Kaspar Situmorang, executive vice president of digital banking development and operations for Bank BRI, shared that in 2017 the bank noted that its massive banking network was leading to very high operational costs and very high operation risks.

To combat these, the bank combined and structured its massive amount of data from their ledgers and transactions, and used these to provide recommendations on credit scoring, merchant assessments, and customer profiling to the front end of their business. This allowed Bank BRI to accelerate its loan process—from a two-week process, now customers can finish the loan process in as fast as two minutes.

“The impact was immense. The volume of traffic, the volume of financial data, and volumes of transactional data is becoming more massive, especially in the pandemic, [when] our front end transactions increased by 1,000%,” Situmorang said.

However, it’s also important to remember that digital won’t solve everything, notedly from a customer experience perspective, said James Howl, HSBC’s head of business finance, wealth management and retail  customer propositions.

Howl noted that whilst digital is a key part of it, banks still need to improve the side of CX.

“Clearly, what we want to get to is that the customer ultimately can choose, [and to make] it as easy as possible to bank with us,” Howl said. “They can choose how they engage with us….if they want to do it on mobile, that should be available.

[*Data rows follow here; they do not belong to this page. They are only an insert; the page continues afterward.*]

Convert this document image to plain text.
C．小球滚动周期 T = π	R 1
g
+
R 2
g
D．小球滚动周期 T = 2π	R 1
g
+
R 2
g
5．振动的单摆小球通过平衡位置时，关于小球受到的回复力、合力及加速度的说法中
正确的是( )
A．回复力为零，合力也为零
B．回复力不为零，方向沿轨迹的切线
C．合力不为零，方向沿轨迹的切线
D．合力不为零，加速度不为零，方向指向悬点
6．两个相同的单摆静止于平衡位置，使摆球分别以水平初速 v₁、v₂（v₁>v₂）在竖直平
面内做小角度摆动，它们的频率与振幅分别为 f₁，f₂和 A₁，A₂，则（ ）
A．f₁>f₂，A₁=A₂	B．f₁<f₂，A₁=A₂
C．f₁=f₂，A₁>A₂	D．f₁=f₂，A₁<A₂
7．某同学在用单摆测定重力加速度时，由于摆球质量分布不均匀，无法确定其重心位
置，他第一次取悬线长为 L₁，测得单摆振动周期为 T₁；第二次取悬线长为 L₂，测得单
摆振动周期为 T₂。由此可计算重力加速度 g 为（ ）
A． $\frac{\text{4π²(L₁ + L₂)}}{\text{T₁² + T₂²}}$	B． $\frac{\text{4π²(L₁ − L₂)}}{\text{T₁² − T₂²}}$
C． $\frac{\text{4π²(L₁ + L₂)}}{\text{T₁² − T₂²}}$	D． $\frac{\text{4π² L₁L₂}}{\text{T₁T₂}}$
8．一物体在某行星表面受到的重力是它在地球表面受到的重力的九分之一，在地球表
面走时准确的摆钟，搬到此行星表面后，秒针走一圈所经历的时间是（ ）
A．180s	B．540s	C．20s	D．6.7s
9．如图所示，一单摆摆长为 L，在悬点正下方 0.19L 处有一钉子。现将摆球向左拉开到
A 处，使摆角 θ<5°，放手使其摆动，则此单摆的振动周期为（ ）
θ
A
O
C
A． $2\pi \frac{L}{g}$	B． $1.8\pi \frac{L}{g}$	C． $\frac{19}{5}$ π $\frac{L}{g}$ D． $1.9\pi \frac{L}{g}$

If it comes through the branch or through people, that should also be available.”

“It's working out where digital fits into the broader engagement model, and customer experiences is key,” Howl said.

Remaining nimble
But with the rate the technology is changing, how exactly are banks making the right tech leap and avoid having their investments miss out from being top of range and cutting edge?

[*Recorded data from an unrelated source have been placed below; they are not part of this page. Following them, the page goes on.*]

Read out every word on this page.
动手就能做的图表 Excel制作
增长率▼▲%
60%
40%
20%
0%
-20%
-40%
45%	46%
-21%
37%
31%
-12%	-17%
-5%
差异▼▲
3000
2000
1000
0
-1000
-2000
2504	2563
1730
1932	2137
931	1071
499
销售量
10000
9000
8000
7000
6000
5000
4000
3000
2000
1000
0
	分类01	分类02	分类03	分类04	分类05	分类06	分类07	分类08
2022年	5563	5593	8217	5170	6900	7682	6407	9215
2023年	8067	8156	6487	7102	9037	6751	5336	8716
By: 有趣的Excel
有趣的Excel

Ultimately, it’s all about combining long-term strategy but remaining agile as you move through their digital plans, says HSBC’s Howl.

“From our perspective, we have our long-term strategies, both in finance and on the business side. But we're also very focused on rolling out an agile way of working to enable us to react as we go through that strategy. And yes, of course, I imagine the final endpoint of that strategy in, say, five years' time will be different to what we originally set out, but it will still fit the purpose,” he said.